Everyone (Harry and Norm) is linking to one of the funniest (funny-cry, not funny-ha-ha) articles written for a long time: Madeleine Bunting wondering what all this sudden Enlightenment-evoking was all about. Is it just Islamophobia?

Then I began bumping into the subject with Muslim intellectuals who were acutely aware of how this legacy was being used (implicitly or explicitly) against Islam. It was as if the debate had shifted from the Reformation - why hasn't Islam had one? (it dawned on such questioners that a)the Christian Reformation led to several centuries of appalling bloodshed and b)there's a good argument that Wahabi Islam is precisely Islam's reformation) - to another tack: why hasn't Islam had an Enlightenment?

These Muslims then argue that the Enlightenment was a process of European definition in the face of the Ottoman Empire; it was shaped in opposition to Islam and hence has an inbuilt anti-Islamic bias. Montesquieu's 'Persian Letters' is a good example of this.
It is an urban myth started by Edward Said that the West defined itself merely in opposition to Islam, and made of Muslims the 'other', the perpetual outsider. Now, it may well be true that the Ottoman Empire offered a splendid example of how not to run a state (Montesquieu: "government should be set up so that no man need be afraid of another"), but it just wasn't about them. By the late 18th Century, they just didn't matter enough.

Of course, the Enlightenment is being used against them.

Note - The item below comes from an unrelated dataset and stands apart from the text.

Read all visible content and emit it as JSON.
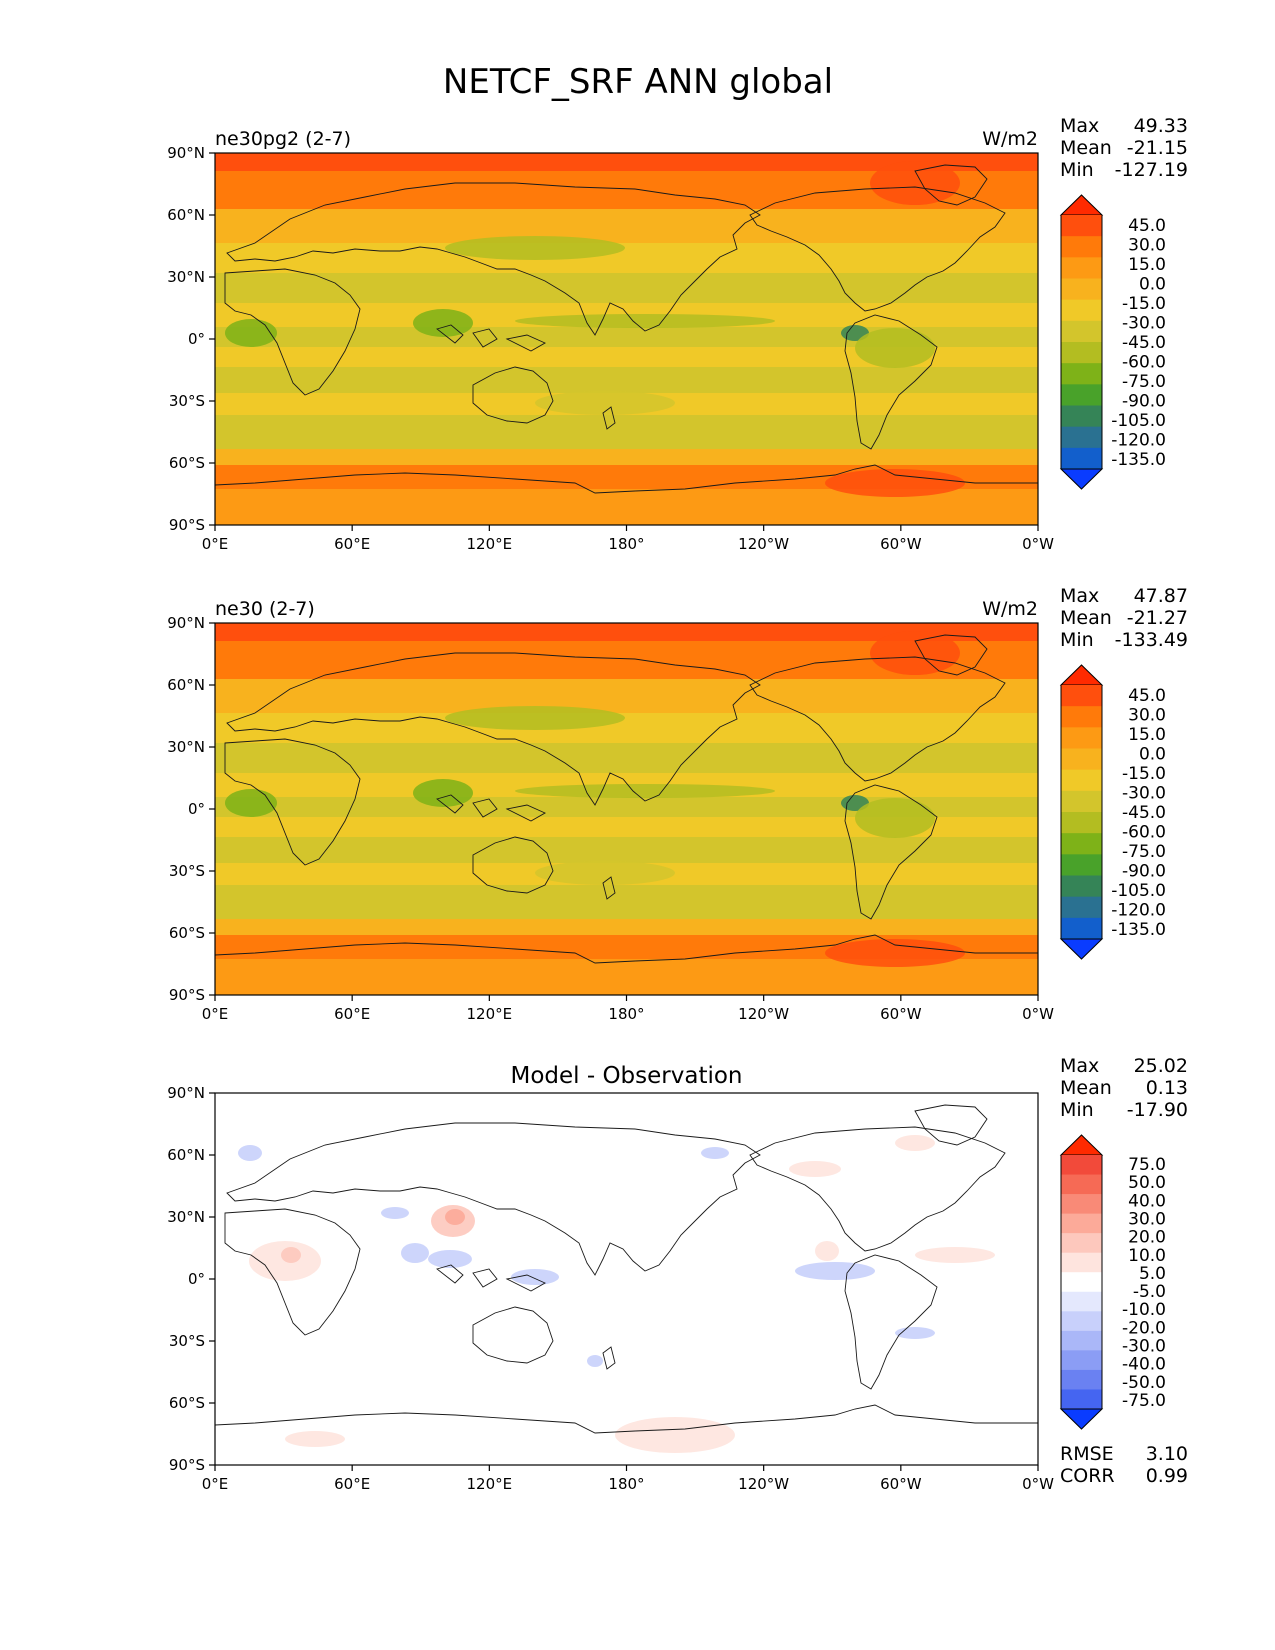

They (or their representatives who make the noise) do nothing but rail against most of the consequences of the Enlightenment: free speech, the separation of powers, the separation of the private and public, equality before the law, rational enquiry and empiricism. However, the real problem is not the mullahs, but those who have benefited so greatly from all this: us. People like Madeleine Bunting, who don't understand what they have been granted and are consequently so ignorant and gormless as to ask, "why do people think an understanding of rationality which is over 200 years old is useful now?".